Kisah Wongkong Biru Kadio menggambarkan hubungan terlarang antara Raja Syam Syah Alam, atau Samansialang, dan putrinya sendiri, Bualaengtanding atau Sangiang Tinanding.
Dahulu kala, ketika Pulau Marore masih terhubung dengan daratan besar, terjadilah peristiwa memilukan di mana seorang ayah, Raja Syam Syah Alam, menjalin hubungan terlarang dengan putrinya sendiri. Istri raja sangat bersedih melihat perilaku suaminya dan merasa khawatir hal serupa akan menimpa putri bungsunya, Tanding Bulaeng yang sedang beranjak dewasa.
Dalam upaya melindungi putrinya, permaisuri meminta bantuan seorang bernama Pokarila untuk membawa Tanding Bulaeng pergi ke tempat aman. Suatu ketika, Raja bersama rombongannya berlayar mencari putrinya.
Dari perahu, mereka melihat lereng bukit yang sebagian tertutup pohon rindang. Salah seorang awak kapal berkomentar, ‘Kai tampa ka wiru‘, yang akhirnya menjadi asal mula nama Malueng dan Biru.
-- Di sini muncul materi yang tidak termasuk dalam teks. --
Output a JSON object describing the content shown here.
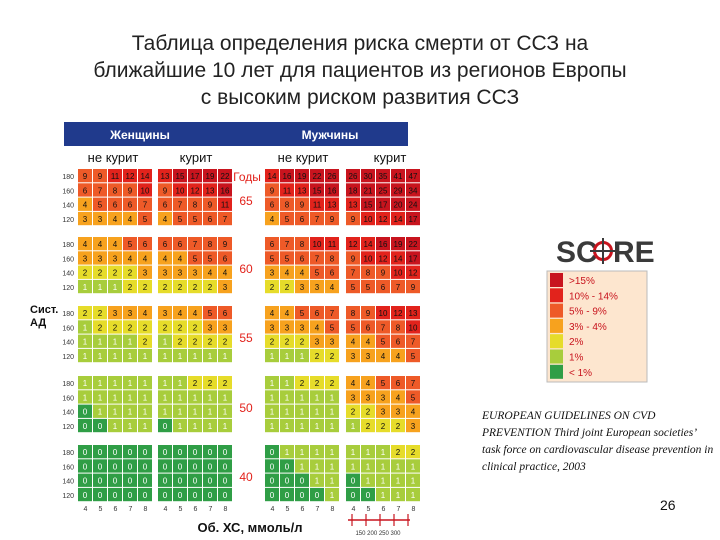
{
  "title_lines": [
    "Таблица определения риска смерти от ССЗ на",
    "ближайшие 10 лет для пациентов из регионов Европы",
    "с высоким риском развития ССЗ"
  ],
  "source_text": "EUROPEAN GUIDELINES ON CVD PREVENTION Third joint European societies’ task force on cardiovascular disease prevention in clinical practice, 2003",
  "page_number": "26",
  "chart_data": {
    "type": "heatmap",
    "sex_headers": [
      "Женщины",
      "Мужчины"
    ],
    "smoking_headers": [
      "не курит",
      "курит",
      "не курит",
      "курит"
    ],
    "age_axis_label": "Годы",
    "ages": [
      "65",
      "60",
      "55",
      "50",
      "40"
    ],
    "sbp_axis_label": "Сист. АД",
    "sbp_levels": [
      "180",
      "160",
      "140",
      "120"
    ],
    "cholesterol_axis_label": "Об. ХС, ммоль/л",
    "cholesterol_levels": [
      "4",
      "5",
      "6",
      "7",
      "8"
    ],
    "scale_bar_label": "150 200 250 300",
    "panel_order": [
      "women_nonsmoker",
      "women_smoker",
      "men_nonsmoker",
      "men_smoker"
    ],
    "values": [
      [
        [
          [
            9,
            9,
            11,
            12,
            14
          ],
          [
            6,
            7,
            8,
            9,
            10
          ],
          [
            4,
            5,
            6,
            6,
            7
          ],
          [
            3,
            3,
            4,
            4,
            5
          ]
        ],
        [
          [
            13,
            15,
            17,
            19,
            22
          ],
          [
            9,
            10,
            12,
            13,
            16
          ],
          [
            6,
            7,
            8,
            9,
            11
          ],
          [
            4,
            5,
            5,
            6,
            7
          ]
        ],
        [
          [
            14,
            16,
            19,
            22,
            26
          ],
          [
            9,
            11,
            13,
            15,
            16
          ],
          [
            6,
            8,
            9,
            11,
            13
          ],
          [
            4,
            5,
            6,
            7,
            9
          ]
        ],
        [
          [
            26,
            30,
            35,
            41,
            47
          ],
          [
            18,
            21,
            25,
            29,
            34
          ],
          [
            13,
            15,
            17,
            20,
            24
          ],
          [
            9,
            10,
            12,
            14,
            17
          ]
        ]
      ],
      [
        [
          [
            4,
            4,
            4,
            5,
            6
          ],
          [
            3,
            3,
            3,
            4,
            4
          ],
          [
            2,
            2,
            2,
            2,
            3
          ],
          [
            1,
            1,
            1,
            2,
            2
          ]
        ],
        [
          [
            6,
            6,
            7,
            8,
            9
          ],
          [
            4,
            4,
            5,
            5,
            6
          ],
          [
            3,
            3,
            3,
            4,
            4
          ],
          [
            2,
            2,
            2,
            2,
            3
          ]
        ],
        [
          [
            6,
            7,
            8,
            10,
            11
          ],
          [
            5,
            5,
            6,
            7,
            8
          ],
          [
            3,
            4,
            4,
            5,
            6
          ],
          [
            2,
            2,
            3,
            3,
            4
          ]
        ],
        [
          [
            12,
            14,
            16,
            19,
            22
          ],
          [
            9,
            10,
            12,
            14,
            17
          ],
          [
            7,
            8,
            9,
            10,
            12
          ],
          [
            5,
            5,
            6,
            7,
            9
          ]
        ]
      ],
      [
        [
          [
            2,
            2,
            3,
            3,
            4
          ],
          [
            1,
            2,
            2,
            2,
            2
          ],
          [
            1,
            1,
            1,
            1,
            2
          ],
          [
            1,
            1,
            1,
            1,
            1
          ]
        ],
        [
          [
            3,
            4,
            4,
            5,
            6
          ],
          [
            2,
            2,
            2,
            3,
            3
          ],
          [
            1,
            2,
            2,
            2,
            2
          ],
          [
            1,
            1,
            1,
            1,
            1
          ]
        ],
        [
          [
            4,
            4,
            5,
            6,
            7
          ],
          [
            3,
            3,
            3,
            4,
            5
          ],
          [
            2,
            2,
            2,
            3,
            3
          ],
          [
            1,
            1,
            1,
            2,
            2
          ]
        ],
        [
          [
            8,
            9,
            10,
            12,
            13
          ],
          [
            5,
            6,
            7,
            8,
            10
          ],
          [
            4,
            4,
            5,
            6,
            7
          ],
          [
            3,
            3,
            4,
            4,
            5
          ]
        ]
      ],
      [
        [
          [
            1,
            1,
            1,
            1,
            1
          ],
          [
            1,
            1,
            1,
            1,
            1
          ],
          [
            0,
            1,
            1,
            1,
            1
          ],
          [
            0,
            0,
            1,
            1,
            1
          ]
        ],
        [
          [
            1,
            1,
            2,
            2,
            2
          ],
          [
            1,
            1,
            1,
            1,
            1
          ],
          [
            1,
            1,
            1,
            1,
            1
          ],
          [
            0,
            1,
            1,
            1,
            1
          ]
        ],
        [
          [
            1,
            1,
            2,
            2,
            2
          ],
          [
            1,
            1,
            1,
            1,
            1
          ],
          [
            1,
            1,
            1,
            1,
            1
          ],
          [
            1,
            1,
            1,
            1,
            1
          ]
        ],
        [
          [
            4,
            4,
            5,
            6,
            7
          ],
          [
            3,
            3,
            3,
            4,
            5
          ],
          [
            2,
            2,
            3,
            3,
            4
          ],
          [
            1,
            2,
            2,
            2,
            3
          ]
        ]
      ],
      [
        [
          [
            0,
            0,
            0,
            0,
            0
          ],
          [
            0,
            0,
            0,
            0,
            0
          ],
          [
            0,
            0,
            0,
            0,
            0
          ],
          [
            0,
            0,
            0,
            0,
            0
          ]
        ],
        [
          [
            0,
            0,
            0,
            0,
            0
          ],
          [
            0,
            0,
            0,
            0,
            0
          ],
          [
            0,
            0,
            0,
            0,
            0
          ],
          [
            0,
            0,
            0,
            0,
            0
          ]
        ],
        [
          [
            0,
            1,
            1,
            1,
            1
          ],
          [
            0,
            0,
            1,
            1,
            1
          ],
          [
            0,
            0,
            0,
            1,
            1
          ],
          [
            0,
            0,
            0,
            0,
            1
          ]
        ],
        [
          [
            1,
            1,
            1,
            2,
            2
          ],
          [
            1,
            1,
            1,
            1,
            1
          ],
          [
            0,
            1,
            1,
            1,
            1
          ],
          [
            0,
            0,
            1,
            1,
            1
          ]
        ]
      ]
    ],
    "legend_title": "SCORE",
    "legend": [
      {
        "label": ">15%",
        "color": "#c8141e"
      },
      {
        "label": "10% - 14%",
        "color": "#e2231c"
      },
      {
        "label": "5% - 9%",
        "color": "#ee5a28"
      },
      {
        "label": "3% - 4%",
        "color": "#f7a21e"
      },
      {
        "label": "2%",
        "color": "#e6dc2a"
      },
      {
        "label": "1%",
        "color": "#a8cd3c"
      },
      {
        "label": "< 1%",
        "color": "#2f9e46"
      }
    ],
    "header_color": "#203a8c"
  }
}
Setelah mendarat, Raja Samansialang menuju sungai untuk mandi. Sungai ini kemudian dikenal sebagai Salu Malangese atau Melanise. Usai mandi, permaisuri muncul dari persembunyiannya dan berbincang dengan raja. Dalam percakapan itu, permaisuri menyebutkan bahwa Tanding Bulaeng berada di tempat bernama Wongkong Biru Kadio.
Namun, Raja Samansialang tidak melanjutkan pencarian, melainkan kembali ke istana untuk menikahi putrinya, Bualaeng Tanding. Ketika pesta perkawinan berlangsung, tiba-tiba Gunung Awu meletus, menenggelamkan sebagian Kerajaan Kendahe. Sementara itu, Tanding Bulaeng selamat di penjagaan Pokarila, meski nasib keturunannya tidak diketahui.
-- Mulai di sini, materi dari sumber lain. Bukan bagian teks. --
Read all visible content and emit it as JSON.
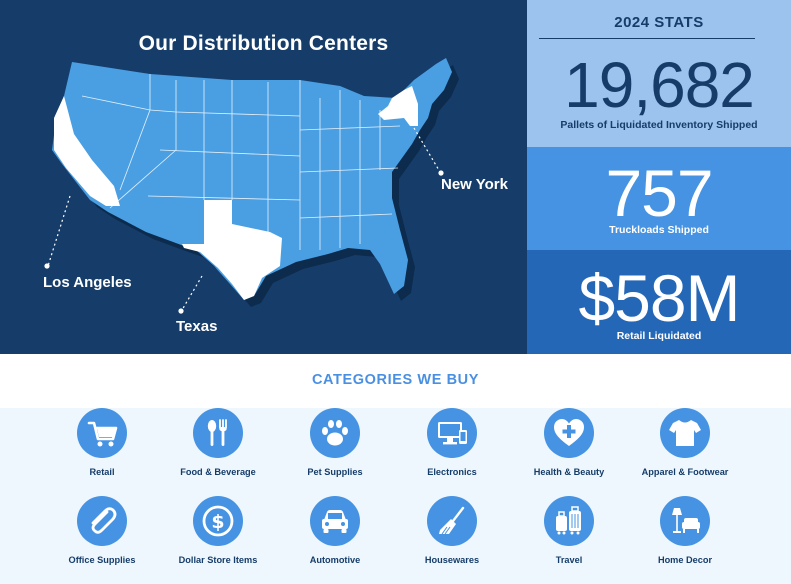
{
  "map": {
    "title": "Our Distribution Centers",
    "cities": {
      "new_york": "New York",
      "los_angeles": "Los Angeles",
      "texas": "Texas"
    },
    "colors": {
      "background": "#163d6a",
      "states": "#4a9fe3",
      "highlight": "#ffffff"
    }
  },
  "stats": {
    "heading": "2024 STATS",
    "items": [
      {
        "value": "19,682",
        "label": "Pallets of Liquidated Inventory Shipped"
      },
      {
        "value": "757",
        "label": "Truckloads Shipped"
      },
      {
        "value": "$58M",
        "label": "Retail Liquidated"
      }
    ],
    "colors": [
      "#9cc3ed",
      "#4593e2",
      "#2467b6"
    ]
  },
  "categories": {
    "title": "CATEGORIES WE BUY",
    "items": [
      {
        "label": "Retail",
        "icon": "shopping-cart-icon"
      },
      {
        "label": "Food & Beverage",
        "icon": "fork-spoon-icon"
      },
      {
        "label": "Pet Supplies",
        "icon": "paw-icon"
      },
      {
        "label": "Electronics",
        "icon": "devices-icon"
      },
      {
        "label": "Health & Beauty",
        "icon": "heart-cross-icon"
      },
      {
        "label": "Apparel & Footwear",
        "icon": "tshirt-icon"
      },
      {
        "label": "Office Supplies",
        "icon": "paperclip-icon"
      },
      {
        "label": "Dollar Store Items",
        "icon": "dollar-icon"
      },
      {
        "label": "Automotive",
        "icon": "car-icon"
      },
      {
        "label": "Housewares",
        "icon": "broom-icon"
      },
      {
        "label": "Travel",
        "icon": "luggage-icon"
      },
      {
        "label": "Home Decor",
        "icon": "lamp-chair-icon"
      }
    ]
  }
}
Cerita ini memiliki fungsi sosial yang kuat, mengingatkan masyarakat Sangihe untuk mematuhi aturan adat, khususnya dalam hal perkawinan. Masyarakat Sangihe menganut prinsip perkawinan exogami, di mana perkawinan antar keluarga hingga keturunan keempat dilarang karena dianggap dapat membawa bencana. Larangan ini berlaku untuk garis keturunan baik dari pihak ayah maupun ibu.
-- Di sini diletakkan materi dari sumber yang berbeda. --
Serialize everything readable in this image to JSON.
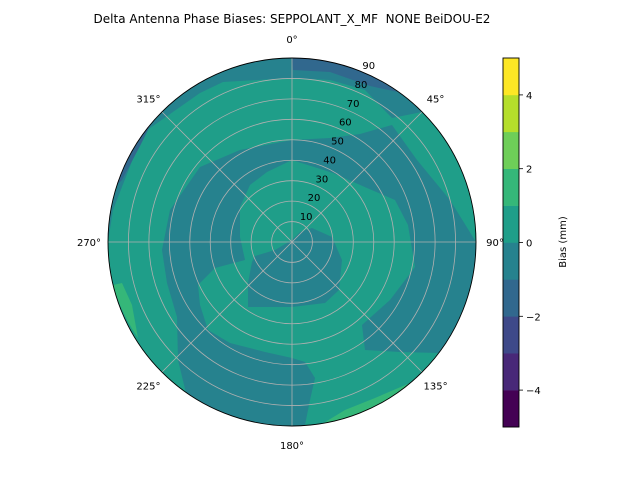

Kisah Wongkong Biru Kadio tidak hanya mengingatkan pentingnya mematuhi norma sosial, tetapi juga merefleksikan kejadian masa lalu yang membawa dampak besar bagi masyarakat Sangihe.
Peristiwa tragis ini mengajarkan bahwa pelanggaran terhadap aturan sosial dapat membawa bencana, dan meskipun zaman berubah, nilai-nilai tersebut tetap relevan sebagai cerminan kebijaksanaan nenek moyang dalam menjaga keharmonisan sosial.